Awacs à Roissy photo AFI KLM EM

 

07/04/2014 - AFI KLM E&M

 

Based until now at Le Bourget, AFI KLM E&M's Military Product team is moving to CDG as part of a plan to optimize and modernize the MRO's industrial base.

 

For the first time, one of the French Air Force's four AWACS aircraft, whose MRO support is entrusted to AFI KLM E&M, has arrived at Hangar H4 at CDG for a major overhaul scheduled to last several weeks. This is a major first, as military activities and French Air Force AWACS aircraft have until now been handled at Le Bourget ? another AFI KLM E&M facility to the North of Paris.

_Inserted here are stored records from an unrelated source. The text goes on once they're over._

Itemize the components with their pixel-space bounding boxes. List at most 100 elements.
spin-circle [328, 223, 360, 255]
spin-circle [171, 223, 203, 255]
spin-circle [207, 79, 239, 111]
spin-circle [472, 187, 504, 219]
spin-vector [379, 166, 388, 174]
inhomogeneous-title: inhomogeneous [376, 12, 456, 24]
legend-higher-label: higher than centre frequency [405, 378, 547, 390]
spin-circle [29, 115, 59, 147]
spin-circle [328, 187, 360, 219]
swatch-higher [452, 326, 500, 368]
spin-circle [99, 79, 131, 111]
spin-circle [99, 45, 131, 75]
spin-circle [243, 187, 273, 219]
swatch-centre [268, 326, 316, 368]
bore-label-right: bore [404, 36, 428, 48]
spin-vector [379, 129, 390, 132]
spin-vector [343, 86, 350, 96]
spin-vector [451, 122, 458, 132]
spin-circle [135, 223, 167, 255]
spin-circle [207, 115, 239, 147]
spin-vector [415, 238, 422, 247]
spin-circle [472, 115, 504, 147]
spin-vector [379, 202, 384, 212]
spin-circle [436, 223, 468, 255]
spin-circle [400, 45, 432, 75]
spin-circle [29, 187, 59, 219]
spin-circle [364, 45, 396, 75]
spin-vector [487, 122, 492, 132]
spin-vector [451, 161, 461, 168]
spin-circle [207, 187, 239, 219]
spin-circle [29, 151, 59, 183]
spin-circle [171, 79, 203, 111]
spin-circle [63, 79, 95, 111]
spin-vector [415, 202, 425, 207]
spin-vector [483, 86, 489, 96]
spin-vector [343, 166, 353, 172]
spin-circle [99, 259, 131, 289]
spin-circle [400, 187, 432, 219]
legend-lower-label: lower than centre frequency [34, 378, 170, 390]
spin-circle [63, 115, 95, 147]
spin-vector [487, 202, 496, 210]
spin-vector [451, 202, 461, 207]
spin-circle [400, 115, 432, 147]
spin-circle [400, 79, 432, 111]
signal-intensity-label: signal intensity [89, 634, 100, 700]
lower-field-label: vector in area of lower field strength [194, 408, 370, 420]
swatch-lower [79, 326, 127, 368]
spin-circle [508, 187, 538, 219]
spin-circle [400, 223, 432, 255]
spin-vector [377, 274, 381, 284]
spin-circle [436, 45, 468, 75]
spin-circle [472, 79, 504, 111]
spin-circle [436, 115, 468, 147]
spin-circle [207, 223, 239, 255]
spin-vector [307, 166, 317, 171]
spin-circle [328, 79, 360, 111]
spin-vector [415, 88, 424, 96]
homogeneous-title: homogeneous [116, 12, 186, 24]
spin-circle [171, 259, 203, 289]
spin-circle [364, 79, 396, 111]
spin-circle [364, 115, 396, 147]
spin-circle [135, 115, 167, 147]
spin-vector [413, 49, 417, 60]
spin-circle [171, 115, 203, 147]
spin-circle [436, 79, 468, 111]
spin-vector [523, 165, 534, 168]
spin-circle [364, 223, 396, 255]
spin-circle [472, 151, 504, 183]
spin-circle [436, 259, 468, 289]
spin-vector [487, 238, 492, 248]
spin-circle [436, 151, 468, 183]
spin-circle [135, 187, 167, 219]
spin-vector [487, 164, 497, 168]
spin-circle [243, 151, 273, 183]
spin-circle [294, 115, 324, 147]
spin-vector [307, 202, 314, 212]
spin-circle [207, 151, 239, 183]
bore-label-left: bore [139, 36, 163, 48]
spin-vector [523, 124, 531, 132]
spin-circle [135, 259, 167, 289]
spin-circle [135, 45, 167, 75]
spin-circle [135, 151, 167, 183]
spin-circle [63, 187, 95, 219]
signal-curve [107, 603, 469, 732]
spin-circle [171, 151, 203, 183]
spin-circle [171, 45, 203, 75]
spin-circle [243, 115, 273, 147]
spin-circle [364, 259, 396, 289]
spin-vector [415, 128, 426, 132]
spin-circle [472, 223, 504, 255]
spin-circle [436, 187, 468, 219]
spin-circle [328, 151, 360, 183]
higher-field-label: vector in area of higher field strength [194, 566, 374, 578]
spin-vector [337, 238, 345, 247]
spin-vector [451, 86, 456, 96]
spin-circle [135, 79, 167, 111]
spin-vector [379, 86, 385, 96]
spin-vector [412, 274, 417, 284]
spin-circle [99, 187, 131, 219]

Leading-edge technology at H4 
The relocation is designed to ensure increased responsiveness for the French Defense Procurement Agency (DGA) as well as the French Defense Ministry's Aircraft Through Life Support Organization (SIMMAD) - two bodies in charge of AWACS modernization and maintenance operations on behalf of the French Air Force.
The inside of the hangar has been completely reconfigured in order to position all support functions (offices, back-office tasks, logistics, technical assistance and modification configuration) as close as possible to the aircraft. For increased security and performance, all operations are conducted in H4. AFI KLM E&M is also in charge of a dedicated AWACS Information System (IS) to concurrently inform both maintenance activity and the customer. The IS was successfully migrated from Le Bourget to CDG.

Heightening security 
AWACs maintenance provided by AFI KLM E&M is subject to a high level of both French and Nato classification. As a result, the investment needed to make Hangar H4 compliant with these security requirements was substantial.

Investing in the future
Executive Vice President Air France Industries Anne Brachet said: "The investment we have ploughed into new infrastructure for this fleet at Roissy-Charles de Gaulle clearly demonstrates our intention to satisfy the expectations of the French Defense Ministry and to be worthy of the trust it has placed in us."
This state-of-the-art maintenance infrastructure delivers improved service quality and is part of a much wider program. The grouping and modernization of operations north of Paris at CDG is part of the Transform 2015 adaptation and development Plan which aims to step up AFI KLM E&M's operational performance and economic effectiveness.
Based on these strong new assets, the Group intends to fully demonstrate its added-value for AWACS aircraft in particular, and for military fleets in general.